Effect of synthesis pH and Au loading on the CO preferential oxidation performance of Au/MnOx–CeO2 catalysts prepared with ultrasonic assistance

As a novel and rather convenient method, ultrasonic pretreatment was employed for the preparation of nanostructured Au/MnOx–CeO2 (Mn/Ce = 1:1) catalysts which were used for CO preferential oxidation. The effects of synthesis pH (7.0–11.0) and Au loading (0.5–5.0 wt.%) on the performance of these catalysts were systematically investigated. It is found that the Au(1.0)/MnOx–CeO2-10.0 with 1.0 wt.% Au prepared at pH = 10.0 exhibits the best catalytic performance, giving not only the highest CO conversion of 90.9% but also the highest oxygen to CO2 selectivity of 47.8% at 120 °C. The results of XRD, HR-TEM and XPS indicate that this catalyst possesses the highest dispersion of Au species and the largest amount of surface adsorbed oxygen species, which facilitates CO oxidation.
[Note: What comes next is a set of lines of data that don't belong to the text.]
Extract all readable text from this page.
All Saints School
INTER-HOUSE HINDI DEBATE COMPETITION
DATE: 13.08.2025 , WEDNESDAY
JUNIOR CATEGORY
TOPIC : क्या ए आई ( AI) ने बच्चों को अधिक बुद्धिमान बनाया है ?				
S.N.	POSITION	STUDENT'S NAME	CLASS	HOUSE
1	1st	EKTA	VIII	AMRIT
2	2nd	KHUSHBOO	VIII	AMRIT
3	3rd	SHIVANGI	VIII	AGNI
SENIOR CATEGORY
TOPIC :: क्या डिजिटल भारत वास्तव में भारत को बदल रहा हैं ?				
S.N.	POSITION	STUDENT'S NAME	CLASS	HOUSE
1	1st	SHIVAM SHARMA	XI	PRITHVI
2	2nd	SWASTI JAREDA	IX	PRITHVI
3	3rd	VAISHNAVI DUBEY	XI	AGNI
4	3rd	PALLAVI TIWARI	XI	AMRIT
The H2-TPR results reveal that the selectivity of oxygen to CO2 is mainly determined by the reducibility of Au species in the catalysts. The strong interaction between Au species and the supports in the catalyst Au(1.0)/MnOx–CeO2-10.0 decreases its capability for H2 dissociation, effectively inhibiting the hydrogen spillover, as a result, the selectivity of oxygen to CO2 is remarkably increased.

► Au/MnOx–CeO2 catalysts are prepared by a novel ultrasonic-assisted DP method.
► The sample Au/MnOx–CeO2 (1.0 wt.% Au, pH = 10.0) shows the highest CO PROX performance.
► The selectivity of O2 to CO2 is mainly determined by the reducibility of Au species.
► Ultrasonic increases Au-support interaction, inhibiting H2 activation and oxidation.